To make the resource usable, the authors release CellTOSG_Loader, a Python package that accepts user‑specified filters (cell type, tissue, disease, age, sex, etc.), performs stratified cohort balancing, and applies ComBat‑seq batch correction across platforms. This enables reproducible, bias‑controlled experiments; for example, an Alzheimer’s disease (AD) versus control study can be automatically matched on sex, age, and cell‑type composition.

Building on this dataset, the authors develop CellTOSG‑FM, a multimodal graph‑language foundation model. The architecture comprises three encoders: (1) a Transformer‑based text encoder that embeds entity names, descriptions, and sequences; (2) an MLP‑based omic encoder that processes expression vectors; and (3) a graph neural network that performs message passing both within a meta‑cell (internal propagation) and across the global TOSG (global propagation). Cross‑modal attention fuses the three modalities into a unified representation.

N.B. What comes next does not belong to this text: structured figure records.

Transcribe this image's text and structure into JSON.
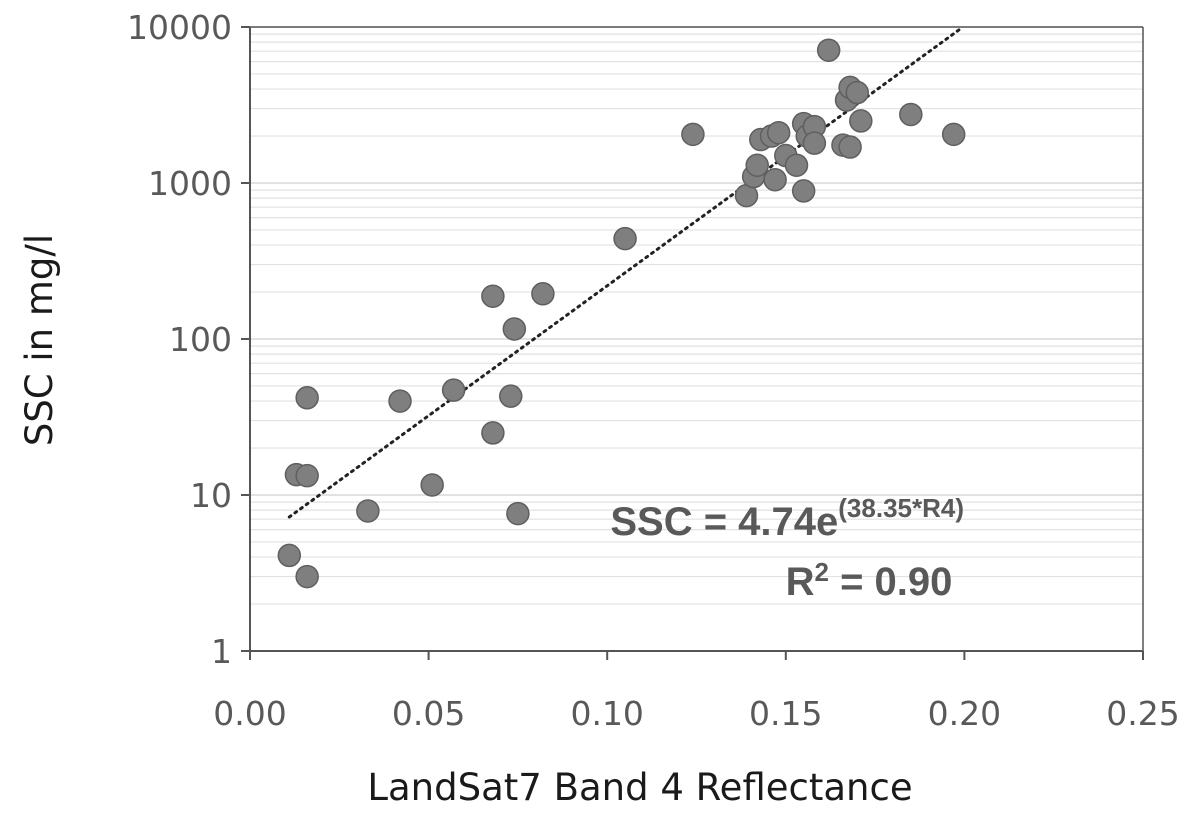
{
  "chart_data": {
    "type": "scatter",
    "title": "",
    "xlabel": "LandSat7 Band 4 Reflectance",
    "ylabel": "SSC in mg/l",
    "xlim": [
      0,
      0.25
    ],
    "ylim": [
      1,
      10000
    ],
    "yscale": "log",
    "xticks": [
      "0.00",
      "0.05",
      "0.10",
      "0.15",
      "0.20",
      "0.25"
    ],
    "yticks": [
      "1",
      "10",
      "100",
      "1000",
      "10000"
    ],
    "grid": "horizontal minor (log)",
    "marker_color": "#7f7f7f",
    "points": [
      {
        "x": 0.011,
        "y": 4.1
      },
      {
        "x": 0.016,
        "y": 3.0
      },
      {
        "x": 0.013,
        "y": 13.5
      },
      {
        "x": 0.016,
        "y": 13.3
      },
      {
        "x": 0.016,
        "y": 42
      },
      {
        "x": 0.033,
        "y": 7.9
      },
      {
        "x": 0.042,
        "y": 40
      },
      {
        "x": 0.051,
        "y": 11.6
      },
      {
        "x": 0.057,
        "y": 47
      },
      {
        "x": 0.068,
        "y": 25
      },
      {
        "x": 0.068,
        "y": 188
      },
      {
        "x": 0.073,
        "y": 43
      },
      {
        "x": 0.074,
        "y": 116
      },
      {
        "x": 0.075,
        "y": 7.6
      },
      {
        "x": 0.082,
        "y": 195
      },
      {
        "x": 0.105,
        "y": 440
      },
      {
        "x": 0.124,
        "y": 2050
      },
      {
        "x": 0.139,
        "y": 830
      },
      {
        "x": 0.141,
        "y": 1100
      },
      {
        "x": 0.142,
        "y": 1300
      },
      {
        "x": 0.143,
        "y": 1900
      },
      {
        "x": 0.146,
        "y": 2000
      },
      {
        "x": 0.147,
        "y": 1050
      },
      {
        "x": 0.148,
        "y": 2100
      },
      {
        "x": 0.15,
        "y": 1500
      },
      {
        "x": 0.153,
        "y": 1300
      },
      {
        "x": 0.155,
        "y": 2400
      },
      {
        "x": 0.155,
        "y": 890
      },
      {
        "x": 0.156,
        "y": 2000
      },
      {
        "x": 0.158,
        "y": 2300
      },
      {
        "x": 0.158,
        "y": 1800
      },
      {
        "x": 0.162,
        "y": 7100
      },
      {
        "x": 0.166,
        "y": 1750
      },
      {
        "x": 0.167,
        "y": 3400
      },
      {
        "x": 0.168,
        "y": 4100
      },
      {
        "x": 0.168,
        "y": 1700
      },
      {
        "x": 0.17,
        "y": 3800
      },
      {
        "x": 0.171,
        "y": 2500
      },
      {
        "x": 0.185,
        "y": 2750
      },
      {
        "x": 0.197,
        "y": 2050
      }
    ],
    "trendline": {
      "type": "exponential",
      "a": 4.74,
      "b": 38.35,
      "x_range": [
        0.011,
        0.199
      ],
      "style": "dotted"
    },
    "annotation": {
      "equation_base": "SSC = 4.74e",
      "equation_exponent": "(38.35*R4)",
      "r2_label": "R",
      "r2_superscript": "2",
      "r2_value": " = 0.90"
    }
  }
}
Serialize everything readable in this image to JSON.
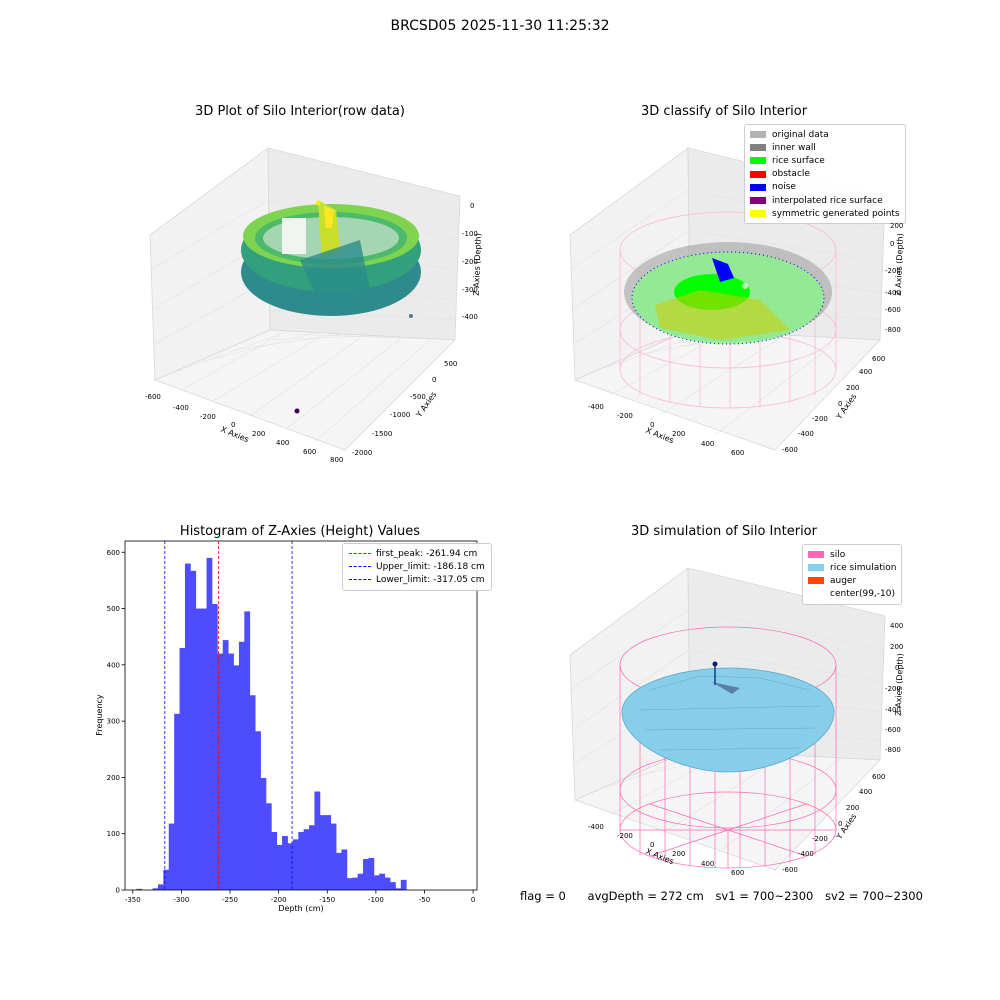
{
  "suptitle": "BRCSD05 2025-11-30 11:25:32",
  "panels": {
    "raw": {
      "title": "3D Plot of Silo Interior(row data)",
      "xlabel": "X Axies",
      "ylabel": "Y Axies",
      "zlabel": "Z Axies (Depth)",
      "xticks": [
        "-600",
        "-400",
        "-200",
        "0",
        "200",
        "400",
        "600",
        "800"
      ],
      "yticks": [
        "500",
        "0",
        "-500",
        "-1000",
        "-1500",
        "-2000"
      ],
      "zticks": [
        "0",
        "-100",
        "-200",
        "-300",
        "-400"
      ]
    },
    "classify": {
      "title": "3D classify of Silo Interior",
      "xlabel": "X Axies",
      "ylabel": "Y Axies",
      "zlabel": "Z Axies (Depth)",
      "xticks": [
        "-400",
        "-200",
        "0",
        "200",
        "400",
        "600"
      ],
      "yticks": [
        "600",
        "400",
        "200",
        "0",
        "-200",
        "-400",
        "-600"
      ],
      "zticks": [
        "200",
        "0",
        "-200",
        "-400",
        "-600",
        "-800"
      ],
      "legend": [
        {
          "label": "original data",
          "color": "#b3b3b3"
        },
        {
          "label": "inner wall",
          "color": "#808080"
        },
        {
          "label": "rice surface",
          "color": "#00ff00"
        },
        {
          "label": "obstacle",
          "color": "#ff0000"
        },
        {
          "label": "noise",
          "color": "#0000ff"
        },
        {
          "label": "interpolated rice surface",
          "color": "#800080"
        },
        {
          "label": "symmetric generated points",
          "color": "#ffff00"
        }
      ]
    },
    "simulation": {
      "title": "3D simulation of Silo Interior",
      "xlabel": "X Axies",
      "ylabel": "Y Axies",
      "zlabel": "Z Axies (Depth)",
      "xticks": [
        "-400",
        "-200",
        "0",
        "200",
        "400",
        "600"
      ],
      "yticks": [
        "600",
        "400",
        "200",
        "0",
        "-200",
        "-400",
        "-600"
      ],
      "zticks": [
        "400",
        "200",
        "0",
        "-200",
        "-400",
        "-600",
        "-800"
      ],
      "legend": [
        {
          "label": "silo",
          "color": "#ff69b4"
        },
        {
          "label": "rice simulation",
          "color": "#87ceeb"
        },
        {
          "label": "auger",
          "color": "#ff4500"
        },
        {
          "label": "center(99,-10)",
          "color": "none"
        }
      ]
    }
  },
  "chart_data": {
    "type": "bar",
    "title": "Histogram of Z-Axies (Height) Values",
    "xlabel": "Depth (cm)",
    "ylabel": "Frequency",
    "xlim": [
      -358,
      4
    ],
    "ylim": [
      0,
      620
    ],
    "xticks": [
      -350,
      -300,
      -250,
      -200,
      -150,
      -100,
      -50,
      0
    ],
    "yticks": [
      0,
      100,
      200,
      300,
      400,
      500,
      600
    ],
    "bar_color": "#4d4dff",
    "bin_start": -346.3,
    "bin_width": 5.55,
    "values": [
      2,
      0,
      0,
      3,
      10,
      36,
      118,
      313,
      430,
      580,
      567,
      500,
      500,
      590,
      508,
      420,
      444,
      420,
      399,
      441,
      495,
      346,
      282,
      199,
      154,
      103,
      80,
      96,
      83,
      90,
      103,
      108,
      115,
      175,
      133,
      133,
      118,
      66,
      72,
      21,
      22,
      29,
      55,
      57,
      26,
      29,
      22,
      14,
      3,
      18
    ],
    "vlines": [
      {
        "label": "first_peak: -261.94 cm",
        "x": -261.94,
        "color": "#ff0000"
      },
      {
        "label": "Upper_limit: -186.18 cm",
        "x": -186.18,
        "color": "#0000ff"
      },
      {
        "label": "Lower_limit: -317.05 cm",
        "x": -317.05,
        "color": "#0000ff"
      }
    ],
    "legend_position": "upper right",
    "grid": false
  },
  "footer": {
    "flag": "flag = 0",
    "avg": "avgDepth = 272 cm",
    "sv1": "sv1 = 700~2300",
    "sv2": "sv2 = 700~2300"
  }
}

Self‑supervised pre‑training employs three complementary objectives: (i) masked‑edge reconstruction, where random transcript‑protein or protein‑protein edges are hidden and the model must predict them; (ii) node‑degree regression, encouraging the model to infer topological importance; and (iii) global message‑propagation consistency, preserving contextual information across the entire graph. The authors demonstrate that masking edges—rather than nodes—yields superior performance on structure‑sensitive tasks such as link prediction and topology recovery, which is crucial for signaling analysis.

CellTOSG‑FM is evaluated on seven downstream tasks: cell‑type annotation across 30 cell types, disease classification (including cancer and neurodegeneration), core‑signaling pathway inference (e.g., PI3K‑AKT, MAPK), drug‑response prediction, cell‑cell interaction prediction, protein embedding quality assessment, and interpretability via subgraph rationales. Across all benchmarks, CellTOSG‑FM outperforms existing single‑cell foundation models such as scGPT, GeneFormer, and scFoundation, achieving 4–12 % higher accuracy or F1 scores. Notably, the model’s attention maps highlight biologically plausible subgraphs; for instance, in the AD case study, the model emphasizes the PI3K‑AKT pathway and its downstream effectors, aligning with known disease mechanisms and suggesting novel hypotheses.

All data and code are openly released (dataset on HuggingFace, code on GitHub), ensuring reproducibility and facilitating community extensions. The authors outline future directions: integrating true proteomic measurements, adding other omics layers (ATAC‑seq, methylation), and scaling to larger clinical cohorts for precision‑medicine applications.

In summary, OmniCellTOSG provides the first large‑scale, knowledge‑grounded, graph‑structured representation of single‑cell data, and CellTOSG‑FM demonstrates that a multimodal graph‑language foundation model can simultaneously achieve state‑of‑the‑art predictive performance and mechanistic interpretability, marking a significant step forward for AI‑driven discovery in life sciences.